Rozdział 2.

6.7K 364 54
                                    

Chłopiec patrzył swoim zimnym wzrokiem przez okno. W tym momencie drzwi do klasy wydały głośny dźwięk przez co blond włosy chłopak obrócił się w ich stronę, zobaczył tam człowieka Emo, typowego idiota i nie więcej, myśli że jest od niego lepszy, tak nie jest Naruto idealnie potrafi maskować wszystko co potrafi dlatego też uznawany jest za największego łamagę i nieudacznika. Mija się to o wiele z prawdą ponieważ tak naprawdę potrafi naprawdę sporo jak na swój rocznik.

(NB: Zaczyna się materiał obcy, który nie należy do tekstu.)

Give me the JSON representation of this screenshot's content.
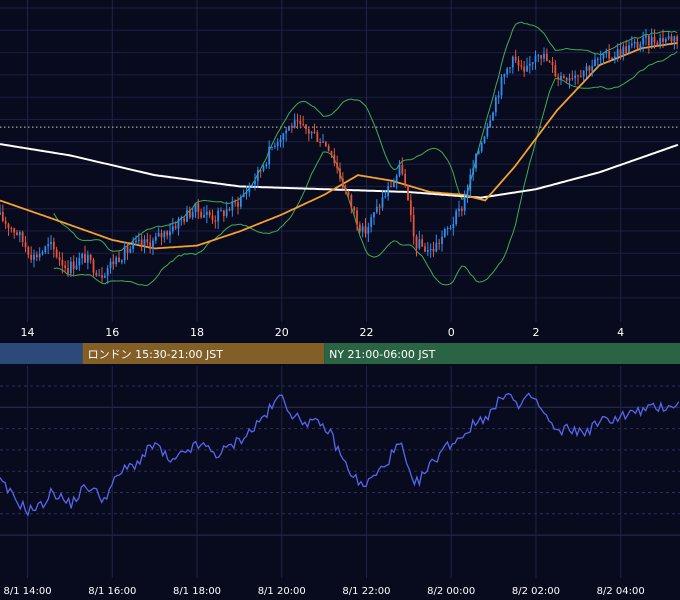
{
  "chart_data": [
    {
      "type": "candlestick",
      "title": "",
      "x_ticks": [
        "14",
        "16",
        "18",
        "20",
        "22",
        "0",
        "2",
        "4"
      ],
      "x_tick_hours": [
        14,
        16,
        18,
        20,
        22,
        24,
        26,
        28
      ],
      "x_range_hours": [
        13.35,
        29.4
      ],
      "y_range": [
        0,
        1
      ],
      "grid": true,
      "reference_line": {
        "style": "dotted",
        "color": "#ffffff",
        "value": 0.62
      },
      "colors": {
        "up": "#2f8ff0",
        "down": "#e4563b",
        "ma_long": "#ffffff",
        "ma_mid": "#f5a030",
        "bollinger": "#3fae55"
      },
      "ohlc_anchors": [
        {
          "t": 13.35,
          "c": 0.31
        },
        {
          "t": 13.8,
          "c": 0.25
        },
        {
          "t": 14.2,
          "c": 0.16
        },
        {
          "t": 14.6,
          "c": 0.2
        },
        {
          "t": 15.0,
          "c": 0.12
        },
        {
          "t": 15.4,
          "c": 0.16
        },
        {
          "t": 15.8,
          "c": 0.1
        },
        {
          "t": 16.2,
          "c": 0.16
        },
        {
          "t": 16.6,
          "c": 0.2
        },
        {
          "t": 17.0,
          "c": 0.21
        },
        {
          "t": 17.5,
          "c": 0.27
        },
        {
          "t": 18.0,
          "c": 0.33
        },
        {
          "t": 18.5,
          "c": 0.3
        },
        {
          "t": 19.0,
          "c": 0.35
        },
        {
          "t": 19.5,
          "c": 0.45
        },
        {
          "t": 19.9,
          "c": 0.57
        },
        {
          "t": 20.3,
          "c": 0.63
        },
        {
          "t": 20.8,
          "c": 0.6
        },
        {
          "t": 21.2,
          "c": 0.55
        },
        {
          "t": 21.6,
          "c": 0.38
        },
        {
          "t": 22.0,
          "c": 0.24
        },
        {
          "t": 22.5,
          "c": 0.38
        },
        {
          "t": 22.9,
          "c": 0.48
        },
        {
          "t": 23.2,
          "c": 0.21
        },
        {
          "t": 23.6,
          "c": 0.18
        },
        {
          "t": 24.0,
          "c": 0.26
        },
        {
          "t": 24.3,
          "c": 0.33
        },
        {
          "t": 24.8,
          "c": 0.58
        },
        {
          "t": 25.2,
          "c": 0.76
        },
        {
          "t": 25.5,
          "c": 0.87
        },
        {
          "t": 25.8,
          "c": 0.8
        },
        {
          "t": 26.1,
          "c": 0.9
        },
        {
          "t": 26.6,
          "c": 0.8
        },
        {
          "t": 27.0,
          "c": 0.81
        },
        {
          "t": 27.6,
          "c": 0.86
        },
        {
          "t": 28.2,
          "c": 0.9
        },
        {
          "t": 28.8,
          "c": 0.93
        },
        {
          "t": 29.4,
          "c": 0.94
        }
      ],
      "series": [
        {
          "name": "",
          "color": "#ffffff",
          "values": [
            [
              13.35,
              0.56
            ],
            [
              15.0,
              0.52
            ],
            [
              17.0,
              0.45
            ],
            [
              19.0,
              0.41
            ],
            [
              21.0,
              0.4
            ],
            [
              23.0,
              0.39
            ],
            [
              24.7,
              0.37
            ],
            [
              26.0,
              0.4
            ],
            [
              27.5,
              0.46
            ],
            [
              29.4,
              0.56
            ]
          ]
        },
        {
          "name": "",
          "color": "#f5a030",
          "values": [
            [
              13.35,
              0.36
            ],
            [
              14.5,
              0.3
            ],
            [
              16.0,
              0.22
            ],
            [
              17.0,
              0.19
            ],
            [
              18.0,
              0.2
            ],
            [
              19.0,
              0.25
            ],
            [
              20.0,
              0.31
            ],
            [
              21.0,
              0.38
            ],
            [
              21.8,
              0.45
            ],
            [
              22.6,
              0.43
            ],
            [
              23.5,
              0.39
            ],
            [
              24.3,
              0.38
            ],
            [
              24.8,
              0.36
            ],
            [
              25.5,
              0.48
            ],
            [
              26.5,
              0.68
            ],
            [
              27.5,
              0.84
            ],
            [
              28.5,
              0.9
            ],
            [
              29.4,
              0.92
            ]
          ]
        }
      ]
    },
    {
      "type": "line",
      "title": "",
      "x_ticks": [
        "8/1 14:00",
        "8/1 16:00",
        "8/1 18:00",
        "8/1 20:00",
        "8/1 22:00",
        "8/2 00:00",
        "8/2 02:00",
        "8/2 04:00"
      ],
      "x_tick_hours": [
        14,
        16,
        18,
        20,
        22,
        24,
        26,
        28
      ],
      "x_range_hours": [
        13.35,
        29.4
      ],
      "y_range": [
        0,
        1
      ],
      "grid": true,
      "color": "#5965ee",
      "values_anchor": [
        [
          13.35,
          0.45
        ],
        [
          13.7,
          0.36
        ],
        [
          14.0,
          0.3
        ],
        [
          14.3,
          0.32
        ],
        [
          14.6,
          0.4
        ],
        [
          15.0,
          0.33
        ],
        [
          15.4,
          0.43
        ],
        [
          15.8,
          0.36
        ],
        [
          16.2,
          0.5
        ],
        [
          16.6,
          0.55
        ],
        [
          17.0,
          0.65
        ],
        [
          17.4,
          0.54
        ],
        [
          17.8,
          0.62
        ],
        [
          18.1,
          0.64
        ],
        [
          18.5,
          0.59
        ],
        [
          18.9,
          0.65
        ],
        [
          19.3,
          0.72
        ],
        [
          19.7,
          0.82
        ],
        [
          20.0,
          0.9
        ],
        [
          20.3,
          0.78
        ],
        [
          20.7,
          0.76
        ],
        [
          21.1,
          0.72
        ],
        [
          21.5,
          0.54
        ],
        [
          21.9,
          0.42
        ],
        [
          22.3,
          0.5
        ],
        [
          22.8,
          0.65
        ],
        [
          23.1,
          0.42
        ],
        [
          23.4,
          0.5
        ],
        [
          23.8,
          0.62
        ],
        [
          24.2,
          0.68
        ],
        [
          24.6,
          0.76
        ],
        [
          25.0,
          0.82
        ],
        [
          25.3,
          0.93
        ],
        [
          25.6,
          0.83
        ],
        [
          25.9,
          0.9
        ],
        [
          26.2,
          0.8
        ],
        [
          26.5,
          0.7
        ],
        [
          26.8,
          0.73
        ],
        [
          27.1,
          0.7
        ],
        [
          27.5,
          0.76
        ],
        [
          28.0,
          0.79
        ],
        [
          28.5,
          0.82
        ],
        [
          29.0,
          0.84
        ],
        [
          29.4,
          0.86
        ]
      ]
    }
  ],
  "sessions": [
    {
      "label": "",
      "color": "#2b4a79",
      "start": 13.35,
      "end": 15.3
    },
    {
      "label": "ロンドン 15:30-21:00 JST",
      "color": "#825f27",
      "start": 15.3,
      "end": 21.0
    },
    {
      "label": "NY 21:00-06:00 JST",
      "color": "#2a6443",
      "start": 21.0,
      "end": 29.4
    }
  ]
}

Nie spóźnił się niemożliwe, ten nieudacznik był przednimi.. - Usłyszał szepty w klasie. Nie chciał się odwracać choć sprawiało mu to przykrość, nie chciał tego okazywać.

Usiąść Proszę - Zaczął wchodzący do klasy Nauczyciel, był nim Iruka.

Dzisiaj na lekcji będziemy mieli wyjątkowego gościa - Dodał podchodząc do Tablicy. - Będzie nim członek ANBU który odpowie wam na kilka pytań, nie dręczcie go za bardzo - Westchnął gdy zobaczył ogromne źrenice uczniów.

W tym momencie po pomieszczeniu rozniósł się biały dym a obok Iruki pojawił się jakaś osoba miała założoną czerwono-białą maskę ptaka a po samym wyglądzie wnioskować było można że była to kobieta, była lekko umięśniona, i miała ciemno-niebieskie włosy.

Wiesz ile się przez ciebie nasłuchałam próśb bym tu przyszła? - Zapytała swym mocnym i zarazem stanowczym głosem.

Tak wiem - Uśmiechnął się.

No więc czy macie jakieś pyta... - Zaczęła odwracając cię w stronę dzieci. Nawet nie zdążyła dokończyć pytania gdyż zauważyła już las podniesionych rąk.

Dobrze, to może ty różowo-włosa - Wypowiadając to wskazała swym dosyć cienkim palcem w stronę dziewczyny.

Czemu zawsze jak się pojawiacie to zostawiacie biały dym? - Pytając każdy zauważył jak jej oczy powiększają się kilkukrotnie

To ich znak rozpoznawczy - Burknął siedzący pod oknem blondyn.

ZAMKNIJ SIĘ! Nikt się ciebie nie pyta! - Zaczęła krzyczeć.

Sakura, przestań się tak odnosić do kolegi z klasy - Dodał patrząc na nią ze zdenerwowaniem Sensei.

Dobrze - Wypowiedziała okazując skruchę.

A więc wracając do pytania, jak to chłopiec siedzący na końcu powiedział to jest nasz znak rozpoznawczy, widzisz biały dym to już wiesz z kim masz do czynienia - Wypowiadała to z taką pewnością że aż Naruto odwrócił wzrok od okna.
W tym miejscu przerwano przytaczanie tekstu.